When she approached a supervisor asking for a reasonable accommodation, she was approved for only two weeks. Rejected for disability benefits, she has been out of work without pay since March, and recently received a letter of termination.

“I didn’t know that you can get terminated for being pregnant or having a child,” said Christian. “Having a child is not a disability. There’s jobs out there for us to do. There’s jobs in the depot for us to do.”

Relegated to light cleaning

Theresa Rodriguez, a 33-year-old on the job for a year out of the Fresh Pond Depot in Queens, has been on unpaid leave for the past 2 1/2 months as her pregnancy advances to her May 28 due date. She had cerclage surgery back in December but, fearing she’d lose her job, asked her OB-GYN to write a note clearing her to return to work sans restrictions, something the doctor did “with reservations.”

Facing emotional and physical discomfort on the job, and unable to perform physical tasks due to her cerclage, Rodriguez requested an accommodation and, like Christian, got light cleaning duty known as “decks and dashes” for two weeks. Afterwards, her supervisor said the MTA “puts you out of work unpaid.”

Following that, she had to use up all her paid time off before ultimately going on unpaid leave.

“My savings have been depleted. I’ve been struggling to pay my bills, feed myself,” said Rodriguez. “I’m asking that Transit please, please find something for bus operators to do within, or even outside, of our depots. Anything will help aside from putting us out of work without pay. This is the worst thing that could possibly happen to anyone, especially expecting a child, especially if you’re a single mother like I am.”

The six plaintiffs in the suit against the MTA, including Christian and Rodriguez, say the transit authority is in violation of New York City’s human rights law by failing to provide reasonable accommodations, and are hopeful a judge will restore them to paid status and compensate them for their lost job time.

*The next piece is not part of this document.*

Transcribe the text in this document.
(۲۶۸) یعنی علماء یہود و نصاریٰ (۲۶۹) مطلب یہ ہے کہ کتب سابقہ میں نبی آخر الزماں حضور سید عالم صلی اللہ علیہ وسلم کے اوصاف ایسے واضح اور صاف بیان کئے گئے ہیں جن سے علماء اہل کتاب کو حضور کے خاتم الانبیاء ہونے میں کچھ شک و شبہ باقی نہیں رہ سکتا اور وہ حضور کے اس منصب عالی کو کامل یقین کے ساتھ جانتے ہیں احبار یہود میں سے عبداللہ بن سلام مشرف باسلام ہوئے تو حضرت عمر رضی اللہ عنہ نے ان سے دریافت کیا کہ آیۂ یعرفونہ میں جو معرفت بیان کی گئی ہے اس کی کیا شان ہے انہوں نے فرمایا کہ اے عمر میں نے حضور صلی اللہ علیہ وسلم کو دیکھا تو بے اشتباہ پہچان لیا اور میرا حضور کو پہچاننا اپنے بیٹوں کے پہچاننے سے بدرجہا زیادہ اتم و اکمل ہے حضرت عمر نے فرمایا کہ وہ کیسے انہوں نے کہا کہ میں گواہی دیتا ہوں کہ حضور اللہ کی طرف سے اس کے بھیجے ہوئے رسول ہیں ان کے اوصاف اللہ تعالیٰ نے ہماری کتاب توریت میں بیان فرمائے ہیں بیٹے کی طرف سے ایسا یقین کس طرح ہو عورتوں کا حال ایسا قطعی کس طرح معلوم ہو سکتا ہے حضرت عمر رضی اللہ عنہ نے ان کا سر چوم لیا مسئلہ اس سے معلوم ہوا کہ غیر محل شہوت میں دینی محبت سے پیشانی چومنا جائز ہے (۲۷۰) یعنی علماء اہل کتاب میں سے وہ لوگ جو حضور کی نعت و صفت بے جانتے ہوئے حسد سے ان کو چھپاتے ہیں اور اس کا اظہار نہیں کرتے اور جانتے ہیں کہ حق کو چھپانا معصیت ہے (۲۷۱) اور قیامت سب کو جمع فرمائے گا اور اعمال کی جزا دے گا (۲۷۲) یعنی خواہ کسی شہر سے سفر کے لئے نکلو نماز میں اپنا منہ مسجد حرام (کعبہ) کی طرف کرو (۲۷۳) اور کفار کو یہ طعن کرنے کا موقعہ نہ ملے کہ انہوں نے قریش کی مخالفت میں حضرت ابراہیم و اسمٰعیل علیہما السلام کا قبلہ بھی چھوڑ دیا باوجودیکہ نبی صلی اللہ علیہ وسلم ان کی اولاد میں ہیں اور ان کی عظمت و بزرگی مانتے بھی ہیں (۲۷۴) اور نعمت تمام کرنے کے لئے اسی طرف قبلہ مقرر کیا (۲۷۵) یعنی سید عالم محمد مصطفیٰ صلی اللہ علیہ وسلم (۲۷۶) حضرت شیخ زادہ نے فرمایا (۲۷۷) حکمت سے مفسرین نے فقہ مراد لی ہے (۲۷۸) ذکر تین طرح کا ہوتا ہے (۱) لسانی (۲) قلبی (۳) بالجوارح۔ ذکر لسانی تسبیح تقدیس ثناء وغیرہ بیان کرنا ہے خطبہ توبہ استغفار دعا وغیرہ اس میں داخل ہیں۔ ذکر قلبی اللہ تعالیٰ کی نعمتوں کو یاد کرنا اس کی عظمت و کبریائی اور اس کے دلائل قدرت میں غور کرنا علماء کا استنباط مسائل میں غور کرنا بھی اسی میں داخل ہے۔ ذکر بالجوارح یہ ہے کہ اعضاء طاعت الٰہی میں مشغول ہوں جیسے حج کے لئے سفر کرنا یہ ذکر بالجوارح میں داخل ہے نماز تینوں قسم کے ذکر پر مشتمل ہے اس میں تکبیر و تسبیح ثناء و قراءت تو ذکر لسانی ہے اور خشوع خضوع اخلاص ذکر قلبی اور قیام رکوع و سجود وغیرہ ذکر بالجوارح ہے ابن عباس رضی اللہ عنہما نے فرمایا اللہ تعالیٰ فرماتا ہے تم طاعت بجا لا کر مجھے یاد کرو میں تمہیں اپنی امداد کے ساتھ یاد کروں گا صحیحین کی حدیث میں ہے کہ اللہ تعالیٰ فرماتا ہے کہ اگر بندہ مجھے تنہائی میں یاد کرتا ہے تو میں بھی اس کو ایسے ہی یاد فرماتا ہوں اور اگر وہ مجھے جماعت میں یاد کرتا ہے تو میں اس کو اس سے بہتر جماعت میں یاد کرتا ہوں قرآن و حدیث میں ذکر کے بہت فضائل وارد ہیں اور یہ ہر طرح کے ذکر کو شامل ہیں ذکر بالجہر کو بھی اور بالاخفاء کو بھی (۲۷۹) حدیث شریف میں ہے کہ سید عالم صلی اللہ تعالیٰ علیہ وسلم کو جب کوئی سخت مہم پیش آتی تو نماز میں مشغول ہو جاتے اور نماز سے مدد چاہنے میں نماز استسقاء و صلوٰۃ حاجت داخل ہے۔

MTA general counsel Paige Graves declined to comment on the specifics of the pending litigation at the agency’s board meeting on Tuesday.

Unlike bus drivers, subway operators are eligible for light-duty job accommodations, the result of an MTA “pregnancy task force” formed after a conductor agonizingly gave birth to a stillborn baby at the Coney Island train yard in 2020.

While employees of the MTA are entitled to maternity leave after giving birth, like much of the American public and private sector, prenatal leave remains elusive in the U.S. Earlier this year, Gov. Kathy Hochul signed into law a first-in-the-nation program mandating 20 hours of paid leave per year for pregnant women to attend medical appoints or procedures.